The way the rich change their behavior to avoid higher tax rates ultimately leads to a slowdown in the economy, and so the nation’s economic pie becomes smaller.  What would you liberals in the media rather have….rich people paying a larger percentage of a small pie, or a smaller percentage of a very large pie?  If you want to increase revenue to the government to save your social welfare programs, you should be cheerleading for reduced tax rates.

A good example of the benefits of reduced tax rates occurred during the administration of President Ronald Reagan.  During the 1980s, Reagan reduced marginal tax rates on the rich from 70 percent to 50 percent and then to 28 percent.  As I previously noted, and many of you too young to remember might find it hard to believe,  there was a time in this country that every dollar earned over $250,000 was taxed at 70 percent.  Talk about penalizing success!

Although Reagan dramatically reduced the top marginal rate for the rich, tax revenues increased significantly.  Individual income tax revenue rose from $244 billion in 1980, the last year of the Carter Administration, to $446 billion in 1989, just as the Reagan Administration was ending.  In other words, tax revenue almost doubled.  That fact seems to contradict the class warfare rhetoric of the Democratic Party…doesn’t it?

President George W. Bush was often pilloried for favoring the rich with his tax cut plan, which was ultimately enacted by Congress.  However, the top income earners actually saw their share of taxes paid rise at a faster rate than they did under the Clinton tax hikes of the previous decade.
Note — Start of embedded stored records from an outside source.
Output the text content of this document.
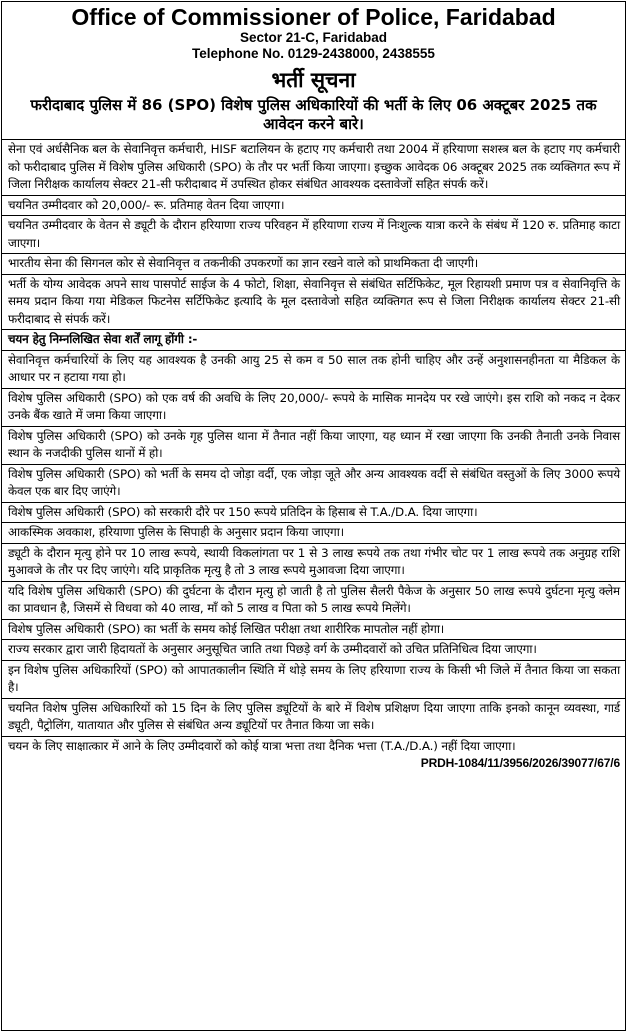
Office of Commissioner of Police, Faridabad
Sector 21-C, Faridabad
Telephone No. 0129-2438000, 2438555
भर्ती सूचना
फरीदाबाद पुलिस में 86 (SPO) विशेष पुलिस अधिकारियों की भर्ती के लिए 06 अक्टूबर 2025 तक आवेदन करने बारे।
सेना एवं अर्धसैनिक बल के सेवानिवृत्त कर्मचारी, HISF बटालियन के हटाए गए कर्मचारी तथा 2004 में हरियाणा सशस्त्र बल के हटाए गए कर्मचारी को फरीदाबाद पुलिस में विशेष पुलिस अधिकारी (SPO) के तौर पर भर्ती किया जाएगा। इच्छुक आवेदक 06 अक्टूबर 2025 तक व्यक्तिगत रूप में जिला निरीक्षक कार्यालय सेक्टर 21-सी फरीदाबाद में उपस्थित होकर संबंधित आवश्यक दस्तावेजों सहित संपर्क करें।
चयनित उम्मीदवार को 20,000/- रू. प्रतिमाह वेतन दिया जाएगा।
चयनित उम्मीदवार के वेतन से ड्यूटी के दौरान हरियाणा राज्य परिवहन में हरियाणा राज्य में निःशुल्क यात्रा करने के संबंध में 120 रु. प्रतिमाह काटा जाएगा।
भारतीय सेना की सिगनल कोर से सेवानिवृत्त व तकनीकी उपकरणों का ज्ञान रखने वाले को प्राथमिकता दी जाएगी।
भर्ती के योग्य आवेदक अपने साथ पासपोर्ट साईज के 4 फोटो, शिक्षा, सेवानिवृत्त से संबंधित सर्टिफिकेट, मूल रिहायशी प्रमाण पत्र व सेवानिवृत्ति के समय प्रदान किया गया मेडिकल फिटनेस सर्टिफिकेट इत्यादि के मूल दस्तावेजो सहित व्यक्तिगत रूप से जिला निरीक्षक कार्यालय सेक्टर 21-सी फरीदाबाद से संपर्क करें।
चयन हेतु निम्नलिखित सेवा शर्तें लागू होंगी :-
सेवानिवृत्त कर्मचारियों के लिए यह आवश्यक है उनकी आयु 25 से कम व 50 साल तक होनी चाहिए और उन्हें अनुशासनहीनता या मैडिकल के आधार पर न हटाया गया हो।
विशेष पुलिस अधिकारी (SPO) को एक वर्ष की अवधि के लिए 20,000/- रूपये के मासिक मानदेय पर रखे जाएंगे। इस राशि को नकद न देकर उनके बैंक खाते में जमा किया जाएगा।
विशेष पुलिस अधिकारी (SPO) को उनके गृह पुलिस थाना में तैनात नहीं किया जाएगा, यह ध्यान में रखा जाएगा कि उनकी तैनाती उनके निवास स्थान के नजदीकी पुलिस थानों में हो।
विशेष पुलिस अधिकारी (SPO) को भर्ती के समय दो जोड़ा वर्दी, एक जोड़ा जूते और अन्य आवश्यक वर्दी से संबंधित वस्तुओं के लिए 3000 रूपये केवल एक बार दिए जाएंगे।
विशेष पुलिस अधिकारी (SPO) को सरकारी दौरे पर 150 रूपये प्रतिदिन के हिसाब से T.A./D.A. दिया जाएगा।
आकस्मिक अवकाश, हरियाणा पुलिस के सिपाही के अनुसार प्रदान किया जाएगा।
ड्यूटी के दौरान मृत्यु होने पर 10 लाख रूपये, स्थायी विकलांगता पर 1 से 3 लाख रूपये तक तथा गंभीर चोट पर 1 लाख रूपये तक अनुग्रह राशि मुआवजे के तौर पर दिए जाएंगे। यदि प्राकृतिक मृत्यु है तो 3 लाख रूपये मुआवजा दिया जाएगा।
यदि विशेष पुलिस अधिकारी (SPO) की दुर्घटना के दौरान मृत्यु हो जाती है तो पुलिस सैलरी पैकेज के अनुसार 50 लाख रूपये दुर्घटना मृत्यु क्लेम का प्रावधान है, जिसमें से विधवा को 40 लाख, माँ को 5 लाख व पिता को 5 लाख रूपये मिलेंगे।
विशेष पुलिस अधिकारी (SPO) का भर्ती के समय कोई लिखित परीक्षा तथा शारीरिक मापतोल नहीं होगा।
राज्य सरकार द्वारा जारी हिदायतों के अनुसार अनुसूचित जाति तथा पिछड़े वर्ग के उम्मीदवारों को उचित प्रतिनिधित्व दिया जाएगा।
इन विशेष पुलिस अधिकारियों (SPO) को आपातकालीन स्थिति में थोड़े समय के लिए हरियाणा राज्य के किसी भी जिले में तैनात किया जा सकता है।
चयनित विशेष पुलिस अधिकारियों को 15 दिन के लिए पुलिस ड्यूटियों के बारे में विशेष प्रशिक्षण दिया जाएगा ताकि इनको कानून व्यवस्था, गार्ड ड्यूटी, पैट्रोलिंग, यातायात और पुलिस से संबंधित अन्य ड्यूटियों पर तैनात किया जा सके।
चयन के लिए साक्षात्कार में आने के लिए उम्मीदवारों को कोई यात्रा भत्ता तथा दैनिक भत्ता (T.A./D.A.) नहीं दिया जाएगा।
PRDH-1084/11/3956/2026/39077/67/6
The reason is simple. It was more attractive for the rich to invest in tax-generating investments under the lower rates.  In fact, during Bush’s second term, the federal treasury experienced its highest receipt of income tax revenue in history.

From a political standpoint, I can understand the attractiveness of trying to demonize and vilify very rich, successful people. It estimated that about only two percent of the American population makes $250,000 or more. So what if you alienate them with class warfare rhetoric?  You can still work on the other 98 percent of the population to fashion an electoral majority. 

Maybe the Democratic Party truly believes that raising taxes on the rich is a winning political strategy, but it makes no sense economically.  Ultimately, the people the liberals claim they want to help will lose because higher tax rates will produce less revenue to redistribute.